No, no, of course not. It would all be written down somewhere. To be found in an easily accessible place, available both to the paying punters and we who are lucky enough to write about or broadcast rugby league, so that we can all of us get our facts right. A place where former referees’ controllers like Stuart Cummings might happen across it too, for instance.
Well, in the end and after a fair bit of struggle, just such a rulebook did drop into my enthusiastic grasp, though on reflection I could probably have just tickled it. And there, in section 11, ‘Tackle and Play the Ball’, were some intriguing definitions re what constitutes a tackle:
11.2. A player in possession is tackled:
a) When he is held by one or more opposing players and the ball or the hand or arm holding the ball comes into contact with the ground (grounded).
b) When he is held by one or more opposing players in such a manner that he can make no further progress and cannot part with the ball (upright).

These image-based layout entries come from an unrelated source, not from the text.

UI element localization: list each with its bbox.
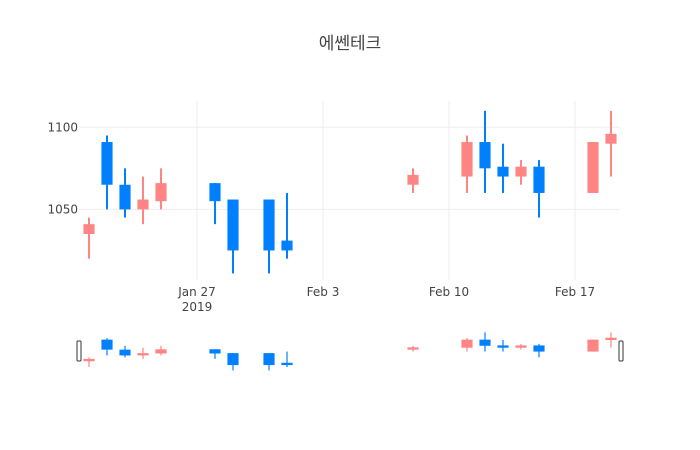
slider-candle-decreasing[interactable] — [479, 332, 491, 352]
slider-candle-increasing[interactable] — [137, 347, 149, 359]
candle-increasing[interactable] — [605, 110, 617, 177]
slider-candle-body — [209, 349, 221, 354]
slider-candle-body — [515, 345, 527, 348]
slider-candle-body — [587, 339, 599, 352]
slider-candle-decreasing[interactable] — [281, 351, 293, 367]
candle-increasing[interactable] — [83, 217, 95, 259]
candle-body — [587, 142, 599, 193]
slider-candle-body — [137, 353, 149, 356]
candle-body — [533, 166, 545, 193]
x-tick-sublabel: 2019 — [182, 300, 213, 314]
slider-candle-body — [101, 339, 113, 350]
y-tick-label: 1100 — [47, 120, 78, 134]
slider-candle-body — [227, 353, 239, 366]
candle-decreasing[interactable] — [263, 199, 275, 274]
slider-candle-decreasing[interactable] — [497, 340, 509, 352]
candle-decreasing[interactable] — [533, 160, 545, 218]
candle-increasing[interactable] — [587, 142, 599, 193]
candle-increasing[interactable] — [155, 168, 167, 210]
candle-decreasing[interactable] — [281, 192, 293, 259]
slider-candle-body — [155, 349, 167, 354]
slider-candle-increasing[interactable] — [155, 345, 167, 356]
slider-candle-body — [263, 353, 275, 366]
slider-candle-increasing[interactable] — [515, 343, 527, 350]
x-tick-label: Feb 17 — [555, 285, 595, 299]
candle-body — [407, 174, 419, 185]
slider-candle-increasing[interactable] — [83, 357, 95, 367]
slider-candle-body — [83, 358, 95, 362]
slider-candle-increasing[interactable] — [461, 338, 473, 352]
slider-candle-decreasing[interactable] — [263, 353, 275, 371]
x-tick-label: Feb 3 — [307, 285, 340, 299]
slider-candle-decreasing[interactable] — [209, 349, 221, 359]
candle-body — [263, 199, 275, 251]
candle-body — [155, 183, 167, 202]
candle-body — [227, 199, 239, 251]
slider-candle-decreasing[interactable] — [101, 338, 113, 356]
slider-candle-decreasing[interactable] — [227, 353, 239, 371]
candle-decreasing[interactable] — [101, 135, 113, 210]
candle-decreasing[interactable] — [227, 199, 239, 274]
slider-candle-body — [407, 347, 419, 350]
candle-body — [497, 166, 509, 177]
y-tick-label: 1050 — [47, 202, 78, 216]
candle-body — [101, 142, 113, 185]
range-slider-right-handle[interactable] — [618, 340, 624, 362]
slider-candle-body — [605, 337, 617, 341]
range-slider[interactable] — [76, 332, 624, 371]
candle-body — [209, 183, 221, 202]
slider-candle-body — [119, 349, 131, 356]
candle-increasing[interactable] — [137, 176, 149, 225]
gridlines — [80, 101, 620, 280]
candle-body — [281, 240, 293, 251]
candle-decreasing[interactable] — [209, 183, 221, 225]
slider-candle-body — [461, 339, 473, 348]
candle-decreasing[interactable] — [119, 168, 131, 218]
candle-decreasing[interactable] — [479, 110, 491, 193]
main-candles[interactable] — [83, 110, 617, 274]
x-tick-label: Jan 27 — [177, 285, 216, 299]
candle-body — [515, 166, 527, 177]
candle-increasing[interactable] — [515, 160, 527, 185]
slider-candle-increasing[interactable] — [407, 345, 419, 352]
range-slider-left-handle[interactable] — [76, 340, 82, 362]
x-tick-label: Feb 10 — [429, 285, 469, 299]
candle-body — [119, 184, 131, 210]
candle-body — [605, 133, 617, 144]
candle-increasing[interactable] — [461, 135, 473, 193]
candle-increasing[interactable] — [407, 168, 419, 193]
candle-body — [461, 142, 473, 177]
slider-candle-body — [497, 345, 509, 348]
slider-candle-decreasing[interactable] — [119, 345, 131, 358]
chart-title: 에쎈테크 — [319, 34, 382, 54]
slider-candle-body — [533, 345, 545, 352]
slider-candle-decreasing[interactable] — [533, 343, 545, 358]
candle-body — [83, 224, 95, 235]
slider-candle-body — [281, 362, 293, 366]
slider-candle-increasing[interactable] — [587, 339, 599, 352]
candle-body — [479, 142, 491, 169]
candle-body — [137, 199, 149, 210]
slider-candle-increasing[interactable] — [605, 332, 617, 348]
candle-decreasing[interactable] — [497, 143, 509, 193]
slider-candle-body — [479, 339, 491, 346]
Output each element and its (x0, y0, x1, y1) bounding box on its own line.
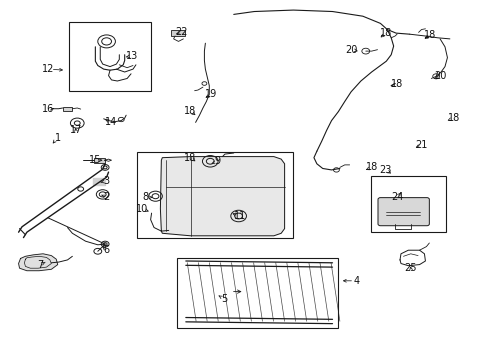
Polygon shape (19, 254, 58, 271)
Text: 18: 18 (423, 30, 436, 40)
Text: 17: 17 (69, 125, 82, 135)
Text: 18: 18 (183, 153, 196, 163)
Text: 1: 1 (55, 132, 61, 143)
Text: 19: 19 (204, 89, 217, 99)
Bar (370, 176, 445, 232)
Text: 3: 3 (103, 176, 109, 186)
Bar (62, 107, 72, 111)
Text: 20: 20 (344, 45, 357, 55)
Text: 8: 8 (142, 192, 148, 202)
Bar (69, 22, 150, 91)
Text: 18: 18 (365, 162, 377, 172)
Text: 6: 6 (103, 245, 109, 255)
Polygon shape (160, 157, 284, 236)
Text: 20: 20 (433, 71, 446, 81)
Text: 15: 15 (88, 155, 101, 165)
Text: 23: 23 (378, 165, 391, 175)
Text: 25: 25 (404, 263, 416, 273)
Text: 5: 5 (221, 294, 226, 304)
Text: 16: 16 (41, 104, 54, 114)
Text: 18: 18 (379, 28, 392, 38)
Text: 18: 18 (183, 106, 196, 116)
Text: 13: 13 (125, 51, 138, 61)
Bar (171, 30, 184, 36)
Bar (94, 158, 104, 163)
Text: 12: 12 (41, 64, 54, 74)
Text: 11: 11 (233, 211, 245, 221)
Text: 2: 2 (103, 192, 109, 202)
Polygon shape (93, 178, 104, 185)
Text: 9: 9 (214, 156, 220, 166)
Text: 18: 18 (447, 113, 459, 123)
FancyBboxPatch shape (377, 198, 428, 226)
Text: 24: 24 (390, 192, 403, 202)
Bar (137, 152, 293, 238)
Text: 4: 4 (353, 276, 359, 286)
Bar (177, 258, 338, 328)
Text: 7: 7 (37, 260, 43, 270)
Text: 22: 22 (175, 27, 188, 37)
Text: 18: 18 (390, 78, 403, 89)
Text: 14: 14 (105, 117, 118, 127)
Text: 10: 10 (135, 204, 148, 214)
Text: 21: 21 (414, 140, 427, 150)
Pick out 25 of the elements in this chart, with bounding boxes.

c) When, being held by an opponent, the tackled player makes it evident that he has succumbed to the tackle and wishes to be released in order to play the ball (succumbing).
d) When he is lying on the ground and an opponent places a hand on him. (hand on player already grounded*). *Note: ‘already’ grounded.
To be clear, I wouldn’t be a referee for all the crumbs on Nigel Wood’s office carpet. They do an astonishing job in very testing circumstances, making instantaneous decisions on the fly (though this particular one did seem to take a while, for some reason). And though I believe the key word in the above official definitions to be ‘held’ (nowhere does it say ‘touched’), I do accept that when Escare hit the turf in Perpignan last Saturday there were certainly elements of doubt and debate regarding whether or not he was actually tackled.
And I certainly would not blame Phil Bentham for taking the view, from his own position some ten metres away, that Lee’s tackle on the winger had indeed been concluded, though helped by video replays I would disagree with it. Lee did look to be laid on Escare’s ankles, though he never pinned him down.
Nor do I have any axe to grind with Salford. Far from it. I desire nothing but the best for both the Red Devils and Dragons, two very important, nay vital, clubs in the grand scheme of things. A draw was a handy result.
Mistakes are made, that’s how it has been, is and always will be. But a sport that doesn’t face up to its responsibility for open and frank explanation afterwards, with an accompanying apology when necessary and up-to-date rules that are not only written down but published, really cannot complain when it isn’t taken seriously. This individual incident will soon fall from memory. But the principle should not be allowed to. All else is amateur hour.
In the rulebook, there is also a particularly intriguing clause re what constitutes a ‘broken tackle’, which Escare may well have instinctively had in mind when he regained his feet, unhindered, and played on – not being mind-readers like Mr Bentham and his online backers, I guess we’ll never know:
Broken tackle: ‘Where the player is brought to the ground, a tackle is not effective if the hold on the player in possession is broken before he is grounded. Before allowing play to proceed, Referees should be sure in their own minds that the tackle was indeed broken otherwise the tackler who, playing in the true spirit of the game, releases the tackled player immediately he is brought to the ground, may be unfairly penalised.’
It seems fair to say that this last bit must have been Phil Bentham’s interpretation in the final minute of Catalans Dragons v Salford Red Devils on Saturday 7 March 2015. Sadly, though, there is no word on the correct way to restart play in such circumstances today, given that this most ‘up-to-date’ rulebook seems to have been published in 2012. Handy that, isn’t it?
Tone’s Tips: Victories for Huddersfield, Warrington, Wigan, Widnes, Salford and Catalans. Kevin Locke unveiled as participant on ‘Strictly Come Dancing’.